Our results indicate that substantial gains in vaccine-induced antibodies can be achieved via modulation of delivery regimen. The delayed 0-1-14 month dosing regimen with PvDBPII/M-M showed significantly improved immunogenicity, which translated into greater efficacy, as compared to the identical vaccine given in a 0-1-2 monthly regimen. These data add to growing evidence that delayed dosing can improve vaccine-induced antibody responses, as has been seen with a variety of vaccine delivery technologies targeting P. falciparum or SARS-CoV-2[9,19-21] and support further optimization of vaccine regimen to maximize gains in antibody quantity and longevity.
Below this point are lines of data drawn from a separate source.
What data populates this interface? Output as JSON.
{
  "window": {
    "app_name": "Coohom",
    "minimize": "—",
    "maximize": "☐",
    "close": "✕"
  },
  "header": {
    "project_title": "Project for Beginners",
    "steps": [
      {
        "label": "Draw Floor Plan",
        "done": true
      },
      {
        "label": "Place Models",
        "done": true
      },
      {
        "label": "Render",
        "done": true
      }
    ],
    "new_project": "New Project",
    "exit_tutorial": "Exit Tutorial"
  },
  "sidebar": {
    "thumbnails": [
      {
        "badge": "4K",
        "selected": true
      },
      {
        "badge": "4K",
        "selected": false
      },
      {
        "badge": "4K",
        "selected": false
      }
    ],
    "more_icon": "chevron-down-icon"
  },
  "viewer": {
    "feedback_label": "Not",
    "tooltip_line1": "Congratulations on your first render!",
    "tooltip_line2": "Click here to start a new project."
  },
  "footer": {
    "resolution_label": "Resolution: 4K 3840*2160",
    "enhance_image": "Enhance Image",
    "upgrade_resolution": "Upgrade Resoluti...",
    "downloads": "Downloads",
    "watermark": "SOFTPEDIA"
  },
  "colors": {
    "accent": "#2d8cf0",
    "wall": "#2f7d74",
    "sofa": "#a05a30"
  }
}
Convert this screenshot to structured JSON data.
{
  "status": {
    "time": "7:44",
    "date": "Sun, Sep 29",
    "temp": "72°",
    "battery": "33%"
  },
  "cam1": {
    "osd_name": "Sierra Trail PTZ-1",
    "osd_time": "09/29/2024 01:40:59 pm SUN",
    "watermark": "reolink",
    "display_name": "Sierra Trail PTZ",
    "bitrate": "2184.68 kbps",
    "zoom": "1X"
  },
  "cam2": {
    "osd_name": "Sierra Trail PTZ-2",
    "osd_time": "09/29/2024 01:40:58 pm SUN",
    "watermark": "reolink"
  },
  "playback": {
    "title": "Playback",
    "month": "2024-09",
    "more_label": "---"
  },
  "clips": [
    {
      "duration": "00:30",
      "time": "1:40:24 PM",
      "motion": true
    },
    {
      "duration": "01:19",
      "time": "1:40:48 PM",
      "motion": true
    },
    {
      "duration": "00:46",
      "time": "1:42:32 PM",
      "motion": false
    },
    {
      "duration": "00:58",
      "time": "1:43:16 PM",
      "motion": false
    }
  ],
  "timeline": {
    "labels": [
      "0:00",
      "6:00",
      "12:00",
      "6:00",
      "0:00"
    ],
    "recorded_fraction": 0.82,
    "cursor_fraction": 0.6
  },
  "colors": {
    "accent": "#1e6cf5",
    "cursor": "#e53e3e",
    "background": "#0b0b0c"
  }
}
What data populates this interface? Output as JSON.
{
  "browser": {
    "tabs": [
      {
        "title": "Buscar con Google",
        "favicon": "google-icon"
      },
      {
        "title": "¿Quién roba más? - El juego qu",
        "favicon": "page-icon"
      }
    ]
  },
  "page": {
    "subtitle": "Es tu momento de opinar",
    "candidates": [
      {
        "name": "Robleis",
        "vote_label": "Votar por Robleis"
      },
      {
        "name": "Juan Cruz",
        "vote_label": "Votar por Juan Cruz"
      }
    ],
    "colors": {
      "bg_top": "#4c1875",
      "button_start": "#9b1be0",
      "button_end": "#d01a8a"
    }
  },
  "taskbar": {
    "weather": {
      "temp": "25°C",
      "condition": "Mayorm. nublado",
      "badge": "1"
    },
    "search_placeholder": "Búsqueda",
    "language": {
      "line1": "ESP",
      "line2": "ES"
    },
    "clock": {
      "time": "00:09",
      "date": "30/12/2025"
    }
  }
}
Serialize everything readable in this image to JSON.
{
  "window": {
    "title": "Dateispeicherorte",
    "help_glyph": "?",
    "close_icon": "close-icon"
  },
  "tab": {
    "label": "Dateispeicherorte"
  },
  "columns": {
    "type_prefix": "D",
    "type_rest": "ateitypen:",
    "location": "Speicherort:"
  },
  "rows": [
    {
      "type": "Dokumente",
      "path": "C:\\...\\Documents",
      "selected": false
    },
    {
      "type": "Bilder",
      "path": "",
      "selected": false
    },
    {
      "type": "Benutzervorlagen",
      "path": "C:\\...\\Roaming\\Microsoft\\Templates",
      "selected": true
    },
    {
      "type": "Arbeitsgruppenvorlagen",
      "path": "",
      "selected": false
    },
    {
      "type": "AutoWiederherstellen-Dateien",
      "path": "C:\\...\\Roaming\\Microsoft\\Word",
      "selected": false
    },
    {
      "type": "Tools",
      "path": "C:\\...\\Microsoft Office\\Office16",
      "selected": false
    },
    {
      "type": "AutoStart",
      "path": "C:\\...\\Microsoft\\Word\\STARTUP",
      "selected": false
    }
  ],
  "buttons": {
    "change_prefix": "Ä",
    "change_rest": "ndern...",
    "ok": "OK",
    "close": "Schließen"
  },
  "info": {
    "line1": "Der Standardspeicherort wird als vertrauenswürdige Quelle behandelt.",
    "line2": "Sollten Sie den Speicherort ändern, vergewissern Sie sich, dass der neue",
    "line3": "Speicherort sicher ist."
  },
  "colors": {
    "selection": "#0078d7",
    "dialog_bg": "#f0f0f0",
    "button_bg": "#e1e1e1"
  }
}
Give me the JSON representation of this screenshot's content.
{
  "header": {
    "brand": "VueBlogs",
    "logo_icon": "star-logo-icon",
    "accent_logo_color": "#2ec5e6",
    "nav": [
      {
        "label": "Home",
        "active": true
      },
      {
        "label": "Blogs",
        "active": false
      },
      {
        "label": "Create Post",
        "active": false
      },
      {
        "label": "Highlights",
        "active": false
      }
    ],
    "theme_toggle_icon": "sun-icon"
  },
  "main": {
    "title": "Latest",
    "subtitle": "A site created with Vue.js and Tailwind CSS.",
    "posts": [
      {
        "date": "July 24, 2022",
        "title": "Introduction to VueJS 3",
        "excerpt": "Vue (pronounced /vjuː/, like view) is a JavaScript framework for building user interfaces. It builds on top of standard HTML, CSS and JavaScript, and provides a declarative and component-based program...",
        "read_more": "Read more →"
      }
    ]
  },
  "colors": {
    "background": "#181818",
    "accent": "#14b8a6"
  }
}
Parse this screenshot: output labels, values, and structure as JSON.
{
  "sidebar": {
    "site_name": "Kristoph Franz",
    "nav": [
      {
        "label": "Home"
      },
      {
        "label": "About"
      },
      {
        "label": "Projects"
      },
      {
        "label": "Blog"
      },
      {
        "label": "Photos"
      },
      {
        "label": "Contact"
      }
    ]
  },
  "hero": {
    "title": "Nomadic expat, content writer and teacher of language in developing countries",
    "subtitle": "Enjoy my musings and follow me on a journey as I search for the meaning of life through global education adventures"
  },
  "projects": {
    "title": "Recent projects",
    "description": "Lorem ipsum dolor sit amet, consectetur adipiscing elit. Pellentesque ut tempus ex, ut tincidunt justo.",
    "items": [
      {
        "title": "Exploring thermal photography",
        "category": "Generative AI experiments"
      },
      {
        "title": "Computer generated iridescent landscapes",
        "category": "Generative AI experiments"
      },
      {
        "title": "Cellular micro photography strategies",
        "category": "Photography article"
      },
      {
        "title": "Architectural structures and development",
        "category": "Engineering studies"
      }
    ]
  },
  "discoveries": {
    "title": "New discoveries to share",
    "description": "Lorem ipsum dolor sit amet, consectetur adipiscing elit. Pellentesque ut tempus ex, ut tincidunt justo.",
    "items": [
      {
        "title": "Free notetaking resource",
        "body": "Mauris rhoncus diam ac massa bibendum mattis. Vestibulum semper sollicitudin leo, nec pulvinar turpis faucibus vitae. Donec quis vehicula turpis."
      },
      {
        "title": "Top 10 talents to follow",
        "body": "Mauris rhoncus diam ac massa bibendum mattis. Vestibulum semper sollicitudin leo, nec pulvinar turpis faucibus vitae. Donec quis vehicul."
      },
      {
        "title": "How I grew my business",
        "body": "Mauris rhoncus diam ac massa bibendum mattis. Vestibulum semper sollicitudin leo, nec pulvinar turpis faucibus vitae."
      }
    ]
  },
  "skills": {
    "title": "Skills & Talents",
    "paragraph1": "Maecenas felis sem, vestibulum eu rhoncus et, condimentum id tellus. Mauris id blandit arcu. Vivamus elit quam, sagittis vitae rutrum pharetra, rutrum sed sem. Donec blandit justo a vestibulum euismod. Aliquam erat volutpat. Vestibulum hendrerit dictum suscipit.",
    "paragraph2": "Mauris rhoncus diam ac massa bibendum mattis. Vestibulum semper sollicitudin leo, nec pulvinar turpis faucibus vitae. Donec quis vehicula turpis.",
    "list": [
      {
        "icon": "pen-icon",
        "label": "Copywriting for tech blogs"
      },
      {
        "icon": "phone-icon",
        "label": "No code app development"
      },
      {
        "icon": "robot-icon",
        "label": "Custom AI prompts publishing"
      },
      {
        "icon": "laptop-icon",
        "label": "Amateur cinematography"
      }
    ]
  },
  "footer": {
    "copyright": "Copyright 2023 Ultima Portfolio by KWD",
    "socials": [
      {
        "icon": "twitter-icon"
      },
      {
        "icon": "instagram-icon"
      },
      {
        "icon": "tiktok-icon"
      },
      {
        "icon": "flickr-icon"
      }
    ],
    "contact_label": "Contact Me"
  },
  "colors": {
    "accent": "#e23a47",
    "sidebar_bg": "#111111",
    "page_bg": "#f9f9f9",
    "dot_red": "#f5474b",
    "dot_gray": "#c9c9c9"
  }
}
A limitation of our trials is the small number of volunteers in each vaccination group due to withdrawals that occurred during the ~1 year trial halt secondary to the pandemic, which also necessitated changes to the vaccination regimens partway through the trials. Another limitation is that our studies only used a single clone of P. vivax (PvW1) to assess vaccine efficacy. However, the PvW1 clone was recently isolated from a patient in Thailand and thus represents a currently circulating isolate. It also provided a heterologous challenge to the vaccine-induced responses raised against the SalI allele of PvDBPII. The efficacy results in these trials indicate that human immunization with this immunogen can raise antibodies that recognize conserved epitopes within diverse PvDBPII variants. It will nonetheless be important for future studies to test the efficacy of PvDBPII-based vaccines against other heterologous P. vivax strains from different geographic locations, strains with PvDBP gene copy number variation[22], and parasites that infect Duffy-negative individuals[23].

Overall this study represents a milestone for the P. vivax blood-stage malaria vaccine field by confirming that vaccine-induced anti-PvDBPII immune responses can impact P. vivax growth in malaria-naïve individuals in vivo. Next steps will include CHMI or field efficacy trials of PvDBPII/M-M in malaria-endemic populations to explore whether this vaccine can enhance pre-existing anti-malarial antibody responses. In parallel, avenues to improve vaccine efficacy should be explored, including combining this vaccine with those targeting other lifecycle stages[24] and optimizing new blood-stage vaccines. Our data provide the framework, with defined benchmark levels of anti-PvDBPII antibodies and GIA versus IVGI, to guide rational design and delivery of next-generation blood-stage vaccines to protect against P. vivax malaria.